In Abel Keogh’s book, it was apparent that Abel was mentally and emotionally ready to start dating again before his family was ready for him to be. It reminded me of the case of my ex-girlfriend Julie’s grandfather, Earl, and his first wive Eliza and second Beth.
Eliza was Julie’s grandmother and, despite having met her off-and-on for a year or so, I never really got to know her. Her mind was almost entirely gone by the time that I entered the picture. Early onset Alzheimer. Alzheimer is a tragic enough disease whenever it strikes, but particularly so when it strikes somebody as early as their fifties, as it did with Eliza. I remember the first time I met her, Julie hadn’t actually warned me about her condition, and since her age made dimentia seem unlikely our first conversation included her talking nonsene and my trying to figure out why I couldn’t understand her.
It was extremely painful from the perspective of Julie and her brother Mack, to whom their grandmother was a daily babysitter as they grew up and both of their parents worked.

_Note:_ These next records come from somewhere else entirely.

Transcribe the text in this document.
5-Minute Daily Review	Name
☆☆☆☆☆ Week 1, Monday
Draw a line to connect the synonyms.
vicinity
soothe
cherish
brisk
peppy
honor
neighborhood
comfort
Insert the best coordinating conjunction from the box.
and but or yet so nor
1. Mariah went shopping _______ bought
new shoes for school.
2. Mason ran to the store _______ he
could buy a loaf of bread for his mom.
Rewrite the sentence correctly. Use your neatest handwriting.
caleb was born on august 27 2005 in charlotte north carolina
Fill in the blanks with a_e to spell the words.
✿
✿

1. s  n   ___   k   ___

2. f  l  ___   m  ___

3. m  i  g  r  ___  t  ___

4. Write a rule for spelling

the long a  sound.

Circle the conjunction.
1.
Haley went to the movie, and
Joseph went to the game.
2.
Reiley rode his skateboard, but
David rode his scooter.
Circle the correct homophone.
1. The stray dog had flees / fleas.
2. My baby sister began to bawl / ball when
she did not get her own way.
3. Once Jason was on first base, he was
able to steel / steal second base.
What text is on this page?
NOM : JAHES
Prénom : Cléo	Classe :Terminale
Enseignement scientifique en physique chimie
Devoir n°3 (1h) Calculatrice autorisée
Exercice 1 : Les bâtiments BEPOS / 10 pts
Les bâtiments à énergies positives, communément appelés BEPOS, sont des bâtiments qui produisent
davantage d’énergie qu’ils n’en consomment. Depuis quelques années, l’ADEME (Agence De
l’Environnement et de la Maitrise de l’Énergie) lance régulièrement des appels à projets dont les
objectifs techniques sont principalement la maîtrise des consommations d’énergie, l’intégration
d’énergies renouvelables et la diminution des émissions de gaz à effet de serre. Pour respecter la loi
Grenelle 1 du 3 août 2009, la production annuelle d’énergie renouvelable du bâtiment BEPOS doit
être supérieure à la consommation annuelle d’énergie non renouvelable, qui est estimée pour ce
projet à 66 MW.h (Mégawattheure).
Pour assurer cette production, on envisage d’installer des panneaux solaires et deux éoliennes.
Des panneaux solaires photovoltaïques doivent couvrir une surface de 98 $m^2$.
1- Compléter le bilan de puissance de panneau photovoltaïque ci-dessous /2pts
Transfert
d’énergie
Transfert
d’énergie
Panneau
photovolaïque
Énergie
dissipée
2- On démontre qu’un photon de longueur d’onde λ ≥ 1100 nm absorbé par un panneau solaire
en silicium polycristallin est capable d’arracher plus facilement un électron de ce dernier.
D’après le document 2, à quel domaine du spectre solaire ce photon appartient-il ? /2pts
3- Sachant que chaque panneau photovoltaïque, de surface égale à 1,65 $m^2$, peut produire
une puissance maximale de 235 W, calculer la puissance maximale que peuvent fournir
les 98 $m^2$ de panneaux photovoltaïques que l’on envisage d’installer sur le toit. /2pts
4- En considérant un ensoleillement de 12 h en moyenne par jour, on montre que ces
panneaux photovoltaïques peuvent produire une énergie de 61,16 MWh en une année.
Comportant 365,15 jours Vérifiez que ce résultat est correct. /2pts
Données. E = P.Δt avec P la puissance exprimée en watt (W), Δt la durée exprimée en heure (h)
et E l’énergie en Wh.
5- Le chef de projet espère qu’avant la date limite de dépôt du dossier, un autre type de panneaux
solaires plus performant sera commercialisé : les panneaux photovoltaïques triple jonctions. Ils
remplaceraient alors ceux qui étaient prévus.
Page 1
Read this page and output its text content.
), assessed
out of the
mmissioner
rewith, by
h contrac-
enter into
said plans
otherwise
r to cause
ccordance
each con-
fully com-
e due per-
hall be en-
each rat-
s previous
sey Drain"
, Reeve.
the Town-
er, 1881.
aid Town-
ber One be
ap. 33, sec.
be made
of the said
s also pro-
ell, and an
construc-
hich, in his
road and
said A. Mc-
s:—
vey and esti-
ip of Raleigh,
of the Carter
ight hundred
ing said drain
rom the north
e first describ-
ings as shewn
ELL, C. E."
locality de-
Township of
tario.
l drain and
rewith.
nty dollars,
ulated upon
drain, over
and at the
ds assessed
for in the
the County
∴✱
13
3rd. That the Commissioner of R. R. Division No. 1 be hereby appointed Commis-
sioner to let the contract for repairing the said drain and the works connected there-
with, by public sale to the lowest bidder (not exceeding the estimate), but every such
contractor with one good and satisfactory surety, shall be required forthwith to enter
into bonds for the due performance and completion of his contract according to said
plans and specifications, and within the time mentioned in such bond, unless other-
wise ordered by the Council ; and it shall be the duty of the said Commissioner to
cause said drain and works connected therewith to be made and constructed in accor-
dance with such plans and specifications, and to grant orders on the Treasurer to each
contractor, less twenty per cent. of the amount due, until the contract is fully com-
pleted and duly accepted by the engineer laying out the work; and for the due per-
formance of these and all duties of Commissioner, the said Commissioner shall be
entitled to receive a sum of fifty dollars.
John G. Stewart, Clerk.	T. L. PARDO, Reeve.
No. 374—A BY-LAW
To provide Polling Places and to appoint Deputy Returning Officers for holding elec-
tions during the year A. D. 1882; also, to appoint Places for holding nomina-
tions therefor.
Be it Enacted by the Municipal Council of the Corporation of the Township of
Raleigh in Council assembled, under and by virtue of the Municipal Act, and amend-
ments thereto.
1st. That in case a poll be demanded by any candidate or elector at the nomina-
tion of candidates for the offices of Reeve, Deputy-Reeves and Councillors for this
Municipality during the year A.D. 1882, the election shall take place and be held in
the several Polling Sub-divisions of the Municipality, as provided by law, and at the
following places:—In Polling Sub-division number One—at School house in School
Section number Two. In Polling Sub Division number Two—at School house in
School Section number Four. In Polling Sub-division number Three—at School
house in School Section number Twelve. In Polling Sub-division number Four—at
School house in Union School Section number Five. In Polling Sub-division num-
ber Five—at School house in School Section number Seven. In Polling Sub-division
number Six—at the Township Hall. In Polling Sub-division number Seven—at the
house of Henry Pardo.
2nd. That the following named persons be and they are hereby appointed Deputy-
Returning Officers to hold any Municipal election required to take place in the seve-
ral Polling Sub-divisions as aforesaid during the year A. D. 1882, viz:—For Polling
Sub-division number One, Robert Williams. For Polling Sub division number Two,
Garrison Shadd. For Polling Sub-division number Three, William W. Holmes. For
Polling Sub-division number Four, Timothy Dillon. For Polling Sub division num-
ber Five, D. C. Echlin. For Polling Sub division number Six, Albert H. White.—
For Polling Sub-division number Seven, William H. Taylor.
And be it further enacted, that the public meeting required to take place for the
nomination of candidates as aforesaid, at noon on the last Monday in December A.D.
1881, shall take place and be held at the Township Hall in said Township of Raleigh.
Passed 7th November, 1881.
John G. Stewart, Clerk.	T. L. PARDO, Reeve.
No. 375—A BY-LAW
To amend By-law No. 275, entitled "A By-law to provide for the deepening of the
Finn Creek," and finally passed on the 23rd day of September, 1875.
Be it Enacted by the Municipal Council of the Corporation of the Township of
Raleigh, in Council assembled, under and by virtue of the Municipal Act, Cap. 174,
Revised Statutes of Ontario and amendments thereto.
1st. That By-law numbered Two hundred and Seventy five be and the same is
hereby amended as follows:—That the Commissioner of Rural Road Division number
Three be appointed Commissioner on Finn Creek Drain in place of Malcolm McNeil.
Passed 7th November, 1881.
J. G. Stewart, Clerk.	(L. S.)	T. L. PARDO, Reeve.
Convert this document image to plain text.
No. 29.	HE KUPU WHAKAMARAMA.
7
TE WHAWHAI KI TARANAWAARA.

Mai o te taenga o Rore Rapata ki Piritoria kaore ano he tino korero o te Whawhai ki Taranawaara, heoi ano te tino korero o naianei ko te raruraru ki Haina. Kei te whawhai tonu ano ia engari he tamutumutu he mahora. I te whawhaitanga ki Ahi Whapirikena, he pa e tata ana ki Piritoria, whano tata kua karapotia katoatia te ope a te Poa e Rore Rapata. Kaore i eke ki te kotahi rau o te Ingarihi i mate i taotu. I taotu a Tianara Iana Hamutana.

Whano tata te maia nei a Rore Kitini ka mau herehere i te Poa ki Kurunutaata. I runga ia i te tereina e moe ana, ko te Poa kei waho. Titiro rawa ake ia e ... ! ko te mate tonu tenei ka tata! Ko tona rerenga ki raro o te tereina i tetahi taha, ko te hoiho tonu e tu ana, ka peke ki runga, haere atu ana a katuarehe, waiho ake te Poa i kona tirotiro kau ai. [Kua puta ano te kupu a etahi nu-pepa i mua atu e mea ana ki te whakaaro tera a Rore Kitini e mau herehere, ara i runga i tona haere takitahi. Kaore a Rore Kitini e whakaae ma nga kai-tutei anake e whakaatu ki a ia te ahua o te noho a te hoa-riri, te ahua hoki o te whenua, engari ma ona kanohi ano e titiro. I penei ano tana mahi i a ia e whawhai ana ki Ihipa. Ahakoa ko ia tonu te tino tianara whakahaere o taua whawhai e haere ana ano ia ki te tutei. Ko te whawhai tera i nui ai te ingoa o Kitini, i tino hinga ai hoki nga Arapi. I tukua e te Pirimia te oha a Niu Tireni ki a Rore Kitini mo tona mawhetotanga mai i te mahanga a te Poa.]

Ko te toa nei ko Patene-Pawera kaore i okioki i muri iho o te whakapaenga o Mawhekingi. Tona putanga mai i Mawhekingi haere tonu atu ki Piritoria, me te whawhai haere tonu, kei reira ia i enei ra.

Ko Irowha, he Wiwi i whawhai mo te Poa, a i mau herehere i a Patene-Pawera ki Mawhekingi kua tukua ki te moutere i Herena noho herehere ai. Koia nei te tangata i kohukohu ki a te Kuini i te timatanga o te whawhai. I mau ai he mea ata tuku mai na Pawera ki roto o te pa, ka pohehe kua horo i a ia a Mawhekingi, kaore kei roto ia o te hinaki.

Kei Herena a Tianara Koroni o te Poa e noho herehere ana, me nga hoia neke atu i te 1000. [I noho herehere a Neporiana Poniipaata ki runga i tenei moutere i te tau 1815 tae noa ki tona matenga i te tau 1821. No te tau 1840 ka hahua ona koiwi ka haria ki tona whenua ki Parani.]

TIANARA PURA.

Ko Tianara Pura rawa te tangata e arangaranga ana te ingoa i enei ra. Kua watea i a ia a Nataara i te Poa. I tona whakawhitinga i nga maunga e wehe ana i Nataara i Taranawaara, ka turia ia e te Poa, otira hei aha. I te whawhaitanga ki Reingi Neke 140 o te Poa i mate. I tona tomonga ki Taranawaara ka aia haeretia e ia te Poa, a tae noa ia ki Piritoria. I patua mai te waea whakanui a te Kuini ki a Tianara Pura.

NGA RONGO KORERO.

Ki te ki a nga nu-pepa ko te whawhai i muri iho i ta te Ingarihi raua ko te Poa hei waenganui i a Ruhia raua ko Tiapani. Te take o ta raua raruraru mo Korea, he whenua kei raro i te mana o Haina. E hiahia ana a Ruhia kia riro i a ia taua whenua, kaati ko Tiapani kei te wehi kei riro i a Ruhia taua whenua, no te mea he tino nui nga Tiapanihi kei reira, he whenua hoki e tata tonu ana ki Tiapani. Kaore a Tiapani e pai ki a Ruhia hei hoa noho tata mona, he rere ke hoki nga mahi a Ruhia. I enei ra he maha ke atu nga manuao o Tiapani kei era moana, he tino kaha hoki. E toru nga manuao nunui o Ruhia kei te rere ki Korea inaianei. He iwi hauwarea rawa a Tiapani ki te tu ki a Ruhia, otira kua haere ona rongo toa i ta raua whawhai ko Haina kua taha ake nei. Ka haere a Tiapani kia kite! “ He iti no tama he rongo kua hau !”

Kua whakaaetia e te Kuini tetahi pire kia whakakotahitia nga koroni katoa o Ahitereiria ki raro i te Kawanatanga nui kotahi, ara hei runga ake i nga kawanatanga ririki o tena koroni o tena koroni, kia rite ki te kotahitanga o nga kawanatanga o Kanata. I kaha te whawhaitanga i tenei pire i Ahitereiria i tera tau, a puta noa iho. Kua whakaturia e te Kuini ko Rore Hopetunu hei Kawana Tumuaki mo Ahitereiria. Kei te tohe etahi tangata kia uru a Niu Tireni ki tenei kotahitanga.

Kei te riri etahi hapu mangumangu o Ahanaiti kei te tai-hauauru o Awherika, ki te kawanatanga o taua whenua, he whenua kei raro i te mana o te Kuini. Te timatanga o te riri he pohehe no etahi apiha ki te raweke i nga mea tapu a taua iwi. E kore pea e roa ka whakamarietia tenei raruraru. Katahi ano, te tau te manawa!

It was also, of course, very difficult on Julie’s mother and her siblings, watching the woman that raised them mentally fall apart. Their relationship with their father Earl had never been spectactular. Earl wasn’t the easiest person to get along with. Eliza was often left to play peacemaker.
Eliza died a couple years into my relationship with Julie. It’s sometimes the case when someone goes after such a gradual degradation that the family is relieved as much as anything else. Sad to see the loved one go, of course, but happier about them being in a better place or not suffering anymore. That was the case with my grandmother, who died at 91 after having lost her senses a couple of years before. That wasn’t how Julie’s family felt about it. Probably in part because she wasn’t in much physical pain as nearly as they could tell. She was just frustrated, confused, and largely unaware. She also wasn’t 91, so there wasn’t the feeling of a full life well lived, She was cut down before her time. It was one of the saddest funerals I had ever gone to.
Controversy ensued six months later when Earl started dating again. Julie and her family were outraged. They hadn’t finished grieving yet so how could be possibly be? Accusations about him desecrating her memory ensued. Earl didn’t help matters by being Earl and trying to ram his new girlfriend down everyone’s throat without an ounce of delicacy. Things were further strained by the over-all strained relationships that existed to begin with. There was also the matter that Beth, the new girlfriend, looked vaguely similar to Eliza and had the same formal first name. Accusations ran the gamut from concern that he was trying to replace her (by finding someone so similar) to anger that he was trying to forget her (by getting together with someone new so quickly).
I privately stood back and didn’t say much. I listened as Julie ranted. I wasn’t going to stand up for him, but I thought that the family was bring rather unfair. Or maybe too narrow in how they were looking at it. They were looking at it from the perspective of grieving children and grandchildren. They felt that they had lost something very important to them and I think that some of their anger towards Earl was on the basis of what he was doing to them. Not liking Earl much myself and of course loving Julie and with her family being like a second to me, I had every incentive to agree with their perspective, but ultimately I couldn’t.
There were two main things.
First is that however hard it is to lose a parent or grandparent, I don’t think that it really compares to losing a spouse. Particularly when you’ve been with them for decades. They were more than someone you loved, but were the partner with whom you built an entire life. Before the kids were there and after they left the house, it was the two of them together. He was going home to her every day when the kids were visiting on holidays and periodic weekends. It’s impossible to compare grief, but I do have to think that the comparative loss of losing the partner is worse than losing the parent. Even when the latter is lost before their time.
The second issue was the protracted nature of her illness left him a lot of time to deal with what had happened. He’d had a lot of time to come to terms with it. Bit by bit, he watched the darkness swallow her mind. The kids saw it whenever they visited her, but he saw it whenever he went home. Or was home. Since he was retired, that was a lot. Given the peculiar nature of her illness, that she was mentally gone before physically so, he had probably already let go of her before she had died. And I honestly couldn’t even blame him for that. He didn’t get over her in the course of six months. He got over her in the course of five years.
When Earl and Beth married, the family attended but wore an article on their clothing in memory of Earl’s first wife. I would have been more understanding if it had been directed towards their deceased relative as a sort of “We love you and haven’t forgetten you” manner, but in reality it was directed at Earl as a sort of “Well, we love her and haven’t forgotten her.”
In the intervening years since Julie and I parted ways, that side of her family has more-or-less fallen apart. Julie has stopped even visiting them for Thanksgiving and Christmas, even going so far as starting her own tradition with her brother and some cousins. I don’t think that Earl’s remarriage is the reason for any of that. If that were the case the dissolution would have happened much sooner. Unfortunately, Eliza was the glue that held the family together and when she departed and when the departure harbored some controversy, things just naturally fell apart.